Banco tem que pagar indenização por falta de equipamentos de seguranças em agências


Por: SINAIT
Edição: SINAIT
23/03/2011



Ministros do TST condenaram uma rede bancária a pagar indenização por dano moral coletivo pela falta de equipamentos de segurança nas agências, o que levaria insegurança aos trabalhadores. O valor foi estipulado em 100 mil reais por agência, limitado a 5 milhões de reais. A ação foi proposta pelo Ministério Público do Trabalho depois da constatação da falta de vidros blindados e portas eletrônicas giratórias, coletes à prova de balas para seguranças. Tudo isto está previsto em leis, inclusive na Constituição Federal.


 

Em sua defesa, o banco alegou que os trabalhadores eram terceirizados, mas o Tribunal Superior do Trabalho entende que a segurança deve alcançar todos os trabalhadores, independente de serem ou não terceirizados.

 

Bancos são instituições visadas, alvo freqüente de ações criminosas, e todos os cuidados devem ser adotados para garantir a segurança dos trabalhadores e clientes, no mínimo o que está estabelecido em lei.

 

Confira a matéria do TST sobre a decisão:

 

17-3-2011 - TST

HSBC pagará R$ 100 mil por agência em MG por dano moral coletivo

Mário Correia

 

A falta de equipamentos de segurança em diversas agências levou o HSBC Bank Brasil S. A. – Banco Múltiplo a ser condenado ao pagamento de indenização por dano moral coletivo, no valor de R$ 100 mil por agência ou posto de serviço, limitado a R$ 5 milhões, que deverá ser revertido em favor do Fundo de Amparo ao Trabalhador (FAT). O mérito não chegou a ser examinado pelo Tribunal Superior do Trabalho, onde a Oitava Turma avaliou que o recurso do banco não satisfazia as exigências legais.

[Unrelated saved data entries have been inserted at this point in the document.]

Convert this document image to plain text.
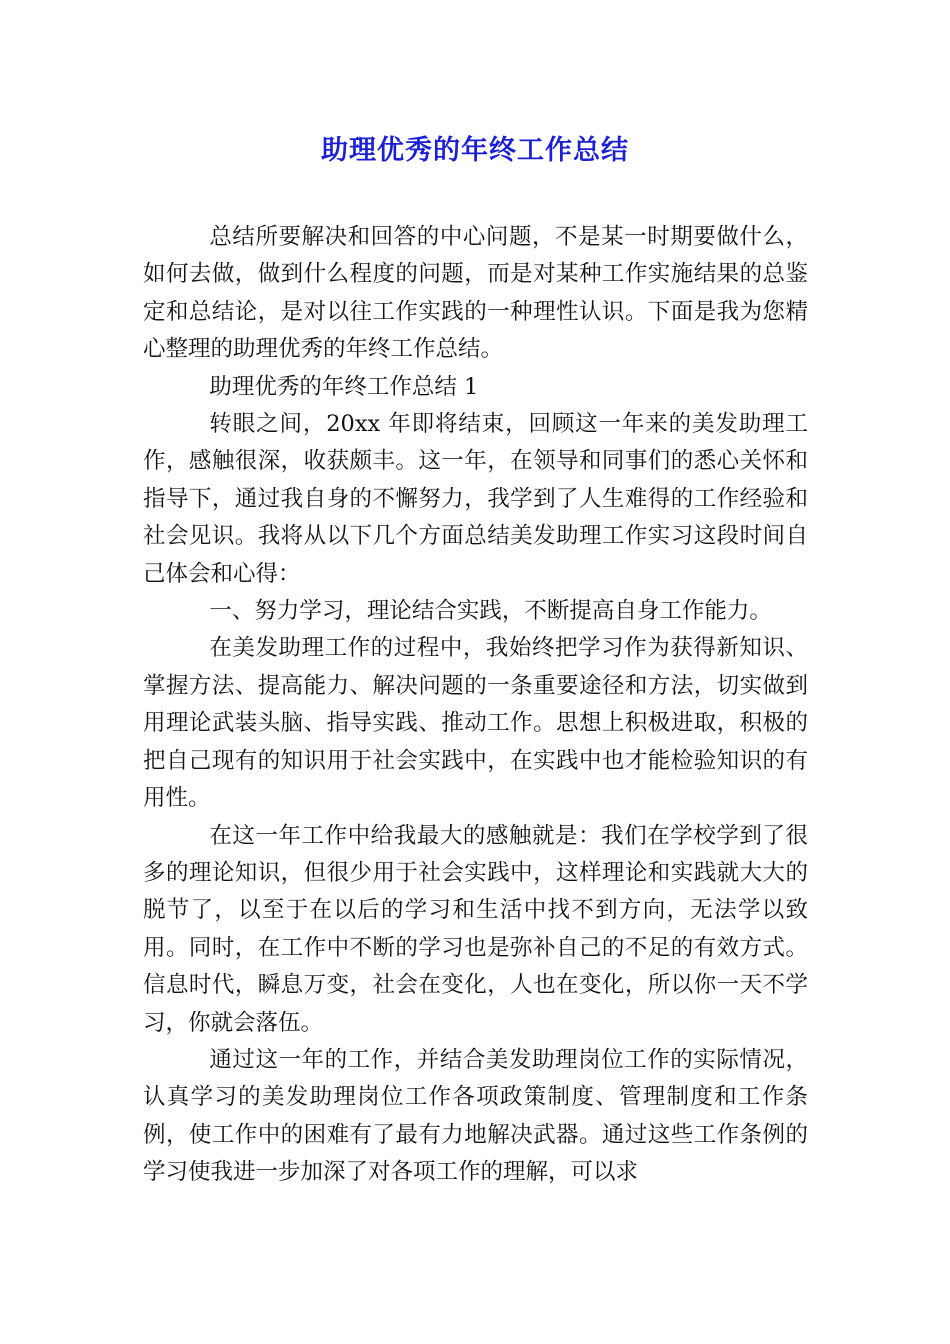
助理优秀的年终工作总结

总结所要解决和回答的中心问题，不是某一时期要做什么，如何去做，做到什么程度的问题，而是对某种工作实施结果的总鉴定和总结论，是对以往工作实践的一种理性认识。下面是我为您精心整理的助理优秀的年终工作总结。

助理优秀的年终工作总结 1

转眼之间，20xx 年即将结束，回顾这一年来的美发助理工作，感触很深，收获颇丰。这一年，在领导和同事们的悉心关怀和指导下，通过我自身的不懈努力，我学到了人生难得的工作经验和社会见识。我将从以下几个方面总结美发助理工作实习这段时间自己体会和心得：

一、努力学习，理论结合实践，不断提高自身工作能力。

在美发助理工作的过程中，我始终把学习作为获得新知识、掌握方法、提高能力、解决问题的一条重要途径和方法，切实做到用理论武装头脑、指导实践、推动工作。思想上积极进取，积极的把自己现有的知识用于社会实践中，在实践中也才能检验知识的有用性。

在这一年工作中给我最大的感触就是：我们在学校学到了很多的理论知识，但很少用于社会实践中，这样理论和实践就大大的脱节了，以至于在以后的学习和生活中找不到方向，无法学以致用。同时，在工作中不断的学习也是弥补自己的不足的有效方式。信息时代，瞬息万变，社会在变化，人也在变化，所以你一天不学习，你就会落伍。

通过这一年的工作，并结合美发助理岗位工作的实际情况，认真学习的美发助理岗位工作各项政策制度、管理制度和工作条例，使工作中的困难有了最有力地解决武器。通过这些工作条例的学习使我进一步加深了对各项工作的理解，可以求
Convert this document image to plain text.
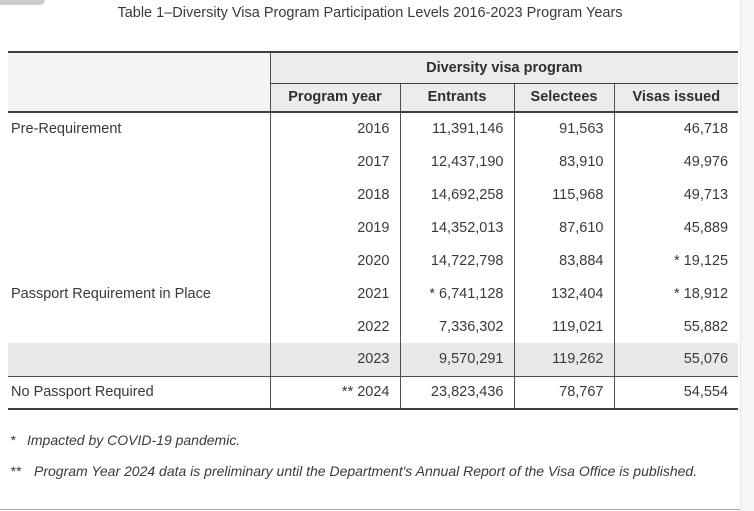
Table 1–Diversity Visa Program Participation Levels 2016-2023 Program Years
	Diversity visa program			
	Program year	Entrants	Selectees	Visas issued
Pre-Requirement	2016	11,391,146	91,563	46,718
	2017	12,437,190	83,910	49,976
	2018	14,692,258	115,968	49,713
	2019	14,352,013	87,610	45,889
	2020	14,722,798	83,884	* 19,125
Passport Requirement in Place	2021	* 6,741,128	132,404	* 18,912
	2022	7,336,302	119,021	55,882
	2023	9,570,291	119,262	55,076
No Passport Required	** 2024	23,823,436	78,767	54,554
* Impacted by COVID-19 pandemic.
** Program Year 2024 data is preliminary until the Department's Annual Report of the Visa Office is published.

O processo teve origem em ação civil pública proposta pelo Ministério Público do Trabalho da 3ª Região (MG), informando que a empresa não havia instalado, em várias agências, dispositivos de segurança visando à proteção de clientes e empregados. Dentre outras medidas, as agências bancárias deverão ser equipadas com vidros blindados e portas eletrônicas giratórias e fornecer coletes à prova de balas aos vigilantes responsáveis pela segurança do estabelecimento. É o que exige a Lei Estadual nº 12.971/1998, de Minas Gerais, fundamentada no artigo 7º, inciso XXII, da Constituição Federal, que dispõe sobre a redução dos riscos inerentes ao trabalho.



O banco foi condenado em primeiro grau, e o Tribunal Regional do Trabalho da 3ª Região (MG) confirmou a sentença, registrando que a instituição bancária se recusou a implantar os dispositivos de segurança estabelecidos na lei estadual. A omissão, segundo o Regional, gerou danos à colet ividade dos trabalhadores que devem ser reparados, até mesmo para desestimular a prática de atos daquela natureza.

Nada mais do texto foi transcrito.